Previously, the main causes of death for ARDS patients were usually sepsis (a severe infection) or failure of multiple organs. Nowadays, mortality rates are between 9% and 20%, though the rates are much higher for older patients. ARDS can also lead to significant issues as patients tend to stay in the hospital for a long time, lose a lot of weight, and experience muscle weakness and decreased mobility.

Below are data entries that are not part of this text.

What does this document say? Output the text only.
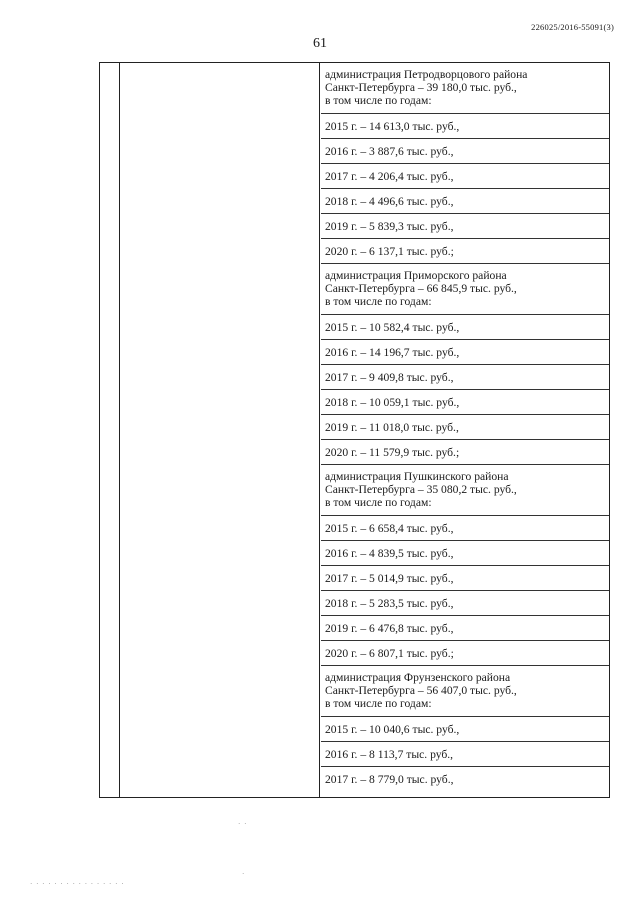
226025/2016-55091(3)
61
администрация Петродворцового района
Санкт-Петербурга – 39 180,0 тыс. руб.,
в том числе по годам:
2015 г. – 14 613,0 тыс. руб.,
2016 г. – 3 887,6 тыс. руб.,
2017 г. – 4 206,4 тыс. руб.,
2018 г. – 4 496,6 тыс. руб.,
2019 г. – 5 839,3 тыс. руб.,
2020 г. – 6 137,1 тыс. руб.;
администрация Приморского района
Санкт-Петербурга – 66 845,9 тыс. руб.,
в том числе по годам:
2015 г. – 10 582,4 тыс. руб.,
2016 г. – 14 196,7 тыс. руб.,
2017 г. – 9 409,8 тыс. руб.,
2018 г. – 10 059,1 тыс. руб.,
2019 г. – 11 018,0 тыс. руб.,
2020 г. – 11 579,9 тыс. руб.;
администрация Пушкинского района
Санкт-Петербурга – 35 080,2 тыс. руб.,
в том числе по годам:
2015 г. – 6 658,4 тыс. руб.,
2016 г. – 4 839,5 тыс. руб.,
2017 г. – 5 014,9 тыс. руб.,
2018 г. – 5 283,5 тыс. руб.,
2019 г. – 6 476,8 тыс. руб.,
2020 г. – 6 807,1 тыс. руб.;
администрация Фрунзенского района
Санкт-Петербурга – 56 407,0 тыс. руб.,
в том числе по годам:
2015 г. – 10 040,6 тыс. руб.,
2016 г. – 8 113,7 тыс. руб.,
2017 г. – 8 779,0 тыс. руб.,
· ·
·
· · · · · · · · · · · · · · · ·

The initial illnesses that cause ARDS often result in low oxygen levels in the body, leading to cognitive changes that can last for months after the patients are discharged from the hospital. However, testing often shows a near-complete recovery of lung function in many survivors. Still, many survivors often report breathlessness during physical effort and decreased exercise tolerance. Adjusting to these lasting effects can make it difficult for ARDS survivors to return to their normal life, as they have to adapt to a new state of health.
Possible Complications When Diagnosed with Acute Respiratory Distress Syndrome
ARDS, or Acute Respiratory Distress Syndrome, can have several complications, such as:
- Barotrauma, which is damage to the lungs due to mechanical ventilation
- Long-term use of mechanical ventilation, which may require a tracheostomy (a surgery to make an opening in the neck for breathing)
- Swelling and narrowing of the area below the vocal cords after removing a breathing tube
- Hospital-acquired infections
- Pneumonia, an infection of the lungs
- Infections related to intravenous lines
- Urinary tract infections
- Deep vein blood clots
- Resistance to antibiotics making infections harder to treat
- Muscle weakness
- Kidney failure
- Post-traumatic stress disorder, a mental health condition triggered by a terrifying event
Recovery from Acute Respiratory Distress Syndrome
Many people recovering from ARDS, or Acute Respiratory Distress Syndrome, often need a tracheostomy and a feeding tube inserted through the skin and into the stomach (known as a Percutaneous Endoscopic Gastrostomy or PEG). The tracheostomy, which is usually completed 2-3 weeks after diagnosis, helps to transition off the breathing machine, aids with clearing mucus from the throat, and improves comfort. The PEG allows for feeding while recovering.
It’s common for patients with ARDS to struggle with eating and to suffer from muscle wasting. Depending on the state of their digestive system, these individuals are fed through a tube that goes either into their stomach or directly into their bloodstream. Some professionals suggest a diet low in carbohydrates and high in fats because it can help reduce inflammation and widen blood vessels. Though different nutritional supplements have been tried in ARDS patients, none have been found to definitively improve the condition.
Since ARDS patients often must stay in bed, it’s important to change their positions frequently to prevent bedsores and blood clots in deep veins. If patients are responsive, sedation can be reduced and they can be sat up in a chair.
Preventing Acute Respiratory Distress Syndrome
Even though we know a lot about the things that can increase the risk of getting ARDS, currently there’s no method to stop it from happening entirely. Nevertheless, managing fluid intake cautiously in individuals who are more prone to developing ARDS can be beneficial. Taking measures to prevent food from going down the windpipe, such as keeping the head of the bed raised before feeding, can also be helpful. For patients at high risk, using a lung-friendly approach towards mechanical ventilation could help to keep ARDS from starting.